For a lot of desert mob, it's really hard to create a viable economic future, because there's a misconception that there's nothing out there in the desert and we rely on mining and pastoral development to bring opportunities through new agreements. But the ranger program supports access to country with limited funding, which allows our rangers to use our traditional knowledge and go out on country to manage it, and to transfer our knowledge to our young people and rangers. However, even though being a ranger is a paid position, it relies on government-funded programs, it's limited to only a small number of funded positions, it's only renewed project-to-project - and that lack of security has impacts on our long-term planning ability, which all adds to the challenge of creating an economically viable future for the remote desert mob.

Desert country landscape © Yaruman5 c/- flikr

You mentioned earlier that your land managers are dealing with climate change. What sort of changes have they seen on country?

We know that climate change is happening all over the world, and to deliver land management on country, climate change is one of several impacts and challenges that we have to include in our workplan. We measure the climate changes through how it impacts our traditional knowledge such as when certain flowers bloom, or when crocodiles lay their eggs. Traditionally our seasonal indicators are related to weather patterns - we know when the rain is going to fall, which helps us to time activities such as when to harvest or burn the land. However, the reality today is that the rains are falling later than normal, despite for example, crocodile eggs being laid when they're supposed to – and this means the eggs won't hatch, because the weather is getting too hot, and the floods are coming too late. 

It's all connected. We rely on the knowledge of the traditional owners and rangers - we know how it's supposed to be, but we have to keep adapting because the climate and seasonal indicators are all changing. So, we're really walking in two worlds - combining traditional and modern techniques of land management. Most desert groups have cultural awareness and knowledge - we're born as land managers, we have the knowledge that's been passed on by our ancestors, and we have our responsibilities to manage the land. But we have to also measure what's happening around us with climate change and learn how to adapt to those fast-moving changes. We have the knowledge of how to burn and when to burn, but if the rains come later, we need to change the timing so that we burn in the right season. And this has other impacts too - a lot of traditional owners in the desert rely on the food that is gathered as part of the burning, but if they have to burn later because the rain is delayed, they have to wait a long time before they can access that food, and this reduces their food security. 

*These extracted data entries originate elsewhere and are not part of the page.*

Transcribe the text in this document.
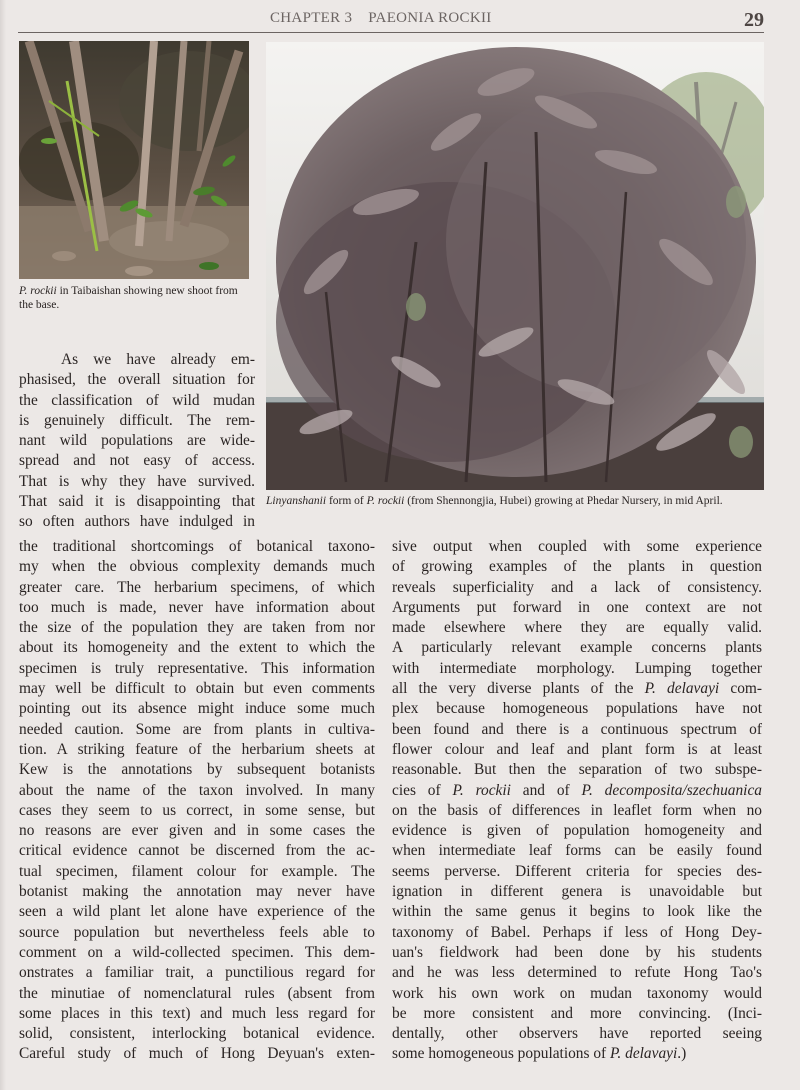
CHAPTER 3 PAEONIA ROCKII	29
P. rockii in Taibaishan showing new shoot from the base.
Linyanshanii form of P. rockii (from Shennongjia, Hubei) growing at Phedar Nursery, in mid April.
As we have already em-
phasised, the overall situation for
the classification of wild mudan
is genuinely difficult. The rem-
nant wild populations are wide-
spread and not easy of access.
That is why they have survived.
That said it is disappointing that
so often authors have indulged in
the traditional shortcomings of botanical taxono-
my when the obvious complexity demands much
greater care. The herbarium specimens, of which
too much is made, never have information about
the size of the population they are taken from nor
about its homogeneity and the extent to which the
specimen is truly representative. This information
may well be difficult to obtain but even comments
pointing out its absence might induce some much
needed caution. Some are from plants in cultiva-
tion. A striking feature of the herbarium sheets at
Kew is the annotations by subsequent botanists
about the name of the taxon involved. In many
cases they seem to us correct, in some sense, but
no reasons are ever given and in some cases the
critical evidence cannot be discerned from the ac-
tual specimen, filament colour for example. The
botanist making the annotation may never have
seen a wild plant let alone have experience of the
source population but nevertheless feels able to
comment on a wild-collected specimen. This dem-
onstrates a familiar trait, a punctilious regard for
the minutiae of nomenclatural rules (absent from
some places in this text) and much less regard for
solid, consistent, interlocking botanical evidence.
Careful study of much of Hong Deyuan's exten-
sive output when coupled with some experience
of growing examples of the plants in question
reveals superficiality and a lack of consistency.
Arguments put forward in one context are not
made elsewhere where they are equally valid.
A particularly relevant example concerns plants
with intermediate morphology. Lumping together
all the very diverse plants of the P. delavayi com-
plex because homogeneous populations have not
been found and there is a continuous spectrum of
flower colour and leaf and plant form is at least
reasonable. But then the separation of two subspe-
cies of P. rockii and of P. decomposita/szechuanica
on the basis of differences in leaflet form when no
evidence is given of population homogeneity and
when intermediate leaf forms can be easily found
seems perverse. Different criteria for species des-
ignation in different genera is unavoidable but
within the same genus it begins to look like the
taxonomy of Babel. Perhaps if less of Hong Dey-
uan's fieldwork had been done by his students
and he was less determined to refute Hong Tao's
work his own work on mudan taxonomy would
be more consistent and more convincing. (Inci-
dentally, other observers have reported seeing
some homogeneous populations of P. delavayi.)
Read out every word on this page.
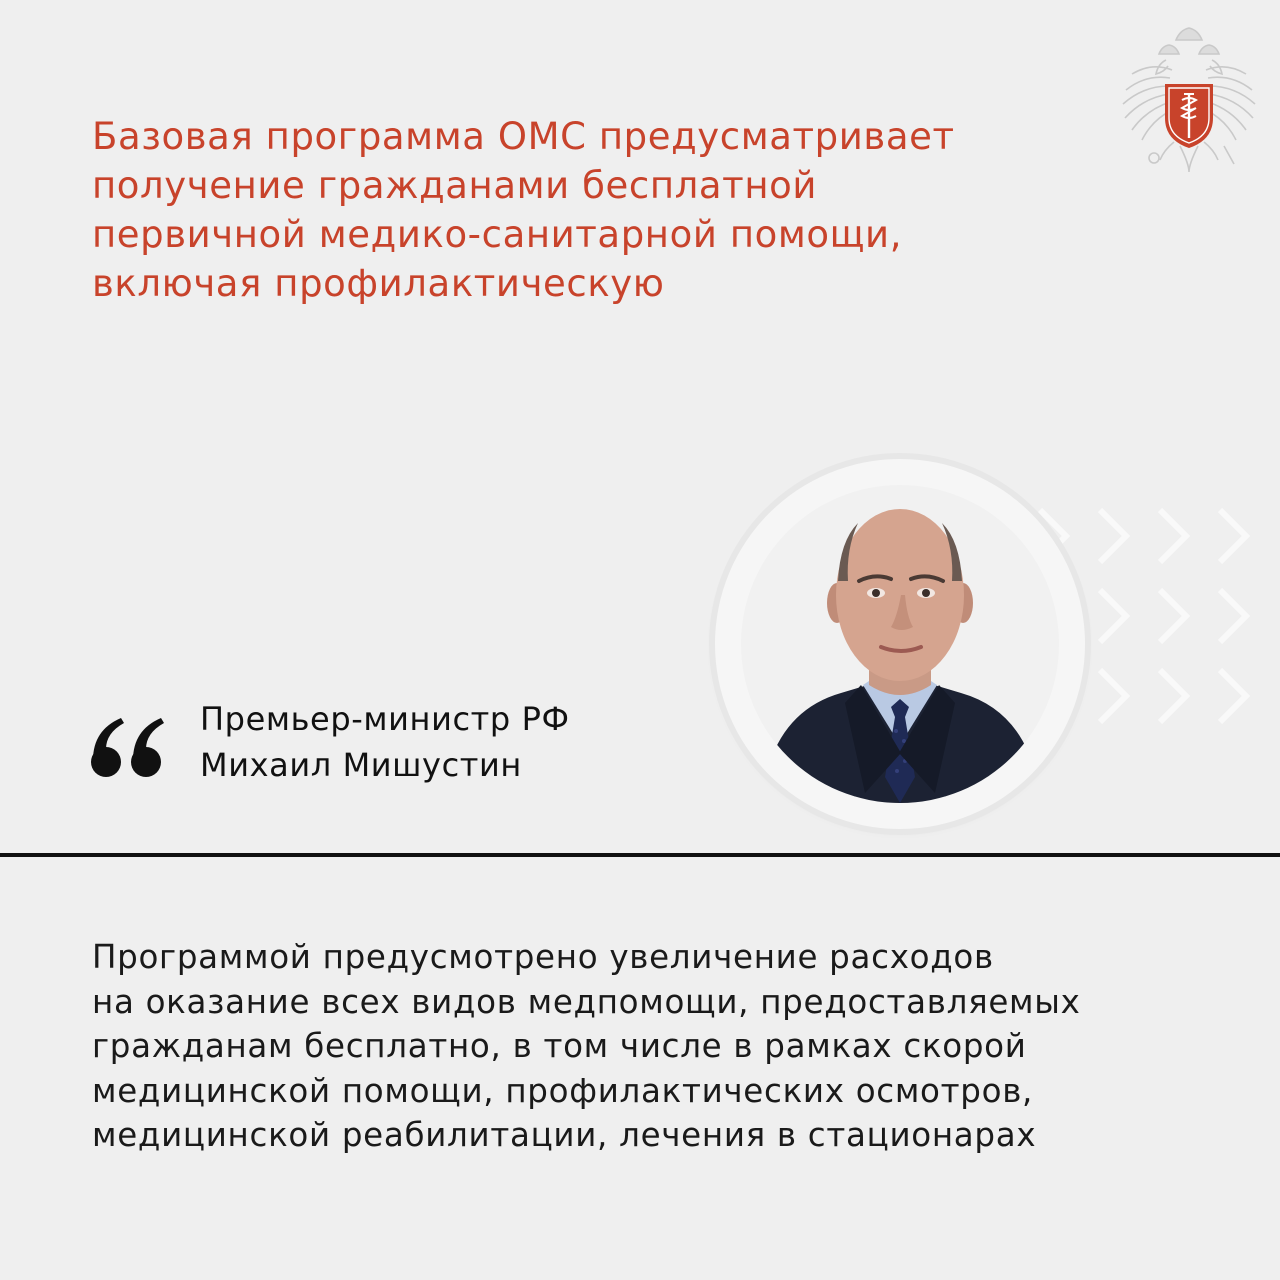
Базовая программа ОМС предусматривает
получение гражданами бесплатной
первичной медико-санитарной помощи,
включая профилактическую
Премьер-министр РФ
Михаил Мишустин

Программой предусмотрено увеличение расходов
на оказание всех видов медпомощи, предоставляемых
гражданам бесплатно, в том числе в рамках скорой
медицинской помощи, профилактических осмотров,
медицинской реабилитации, лечения в стационарах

Great Sandy Desert seen from above. Image © NASA

What gives you hope for the future?

The hope is having more youth rangers out on country, and transferring knowledge from Traditional Owners to the youth rangers. Having an identity and cultural connection to country allows us to manage the land with pride.

Ampliseed is a global network of landscape scale conservation and climate change projects, connecting practitioners with a rights-based, human-centered approach to building environmental resilience. It is supported by BHP Foundation, and facilitated by Pollination Foundation - together we learn, share and amplify. The Indigenous Desert Alliance is working to build the largest Indigenous-led connected conservation network on Earth. IDA delivers the 10 Deserts Project, supported by BHP Foundation's Environmental Resilience Program.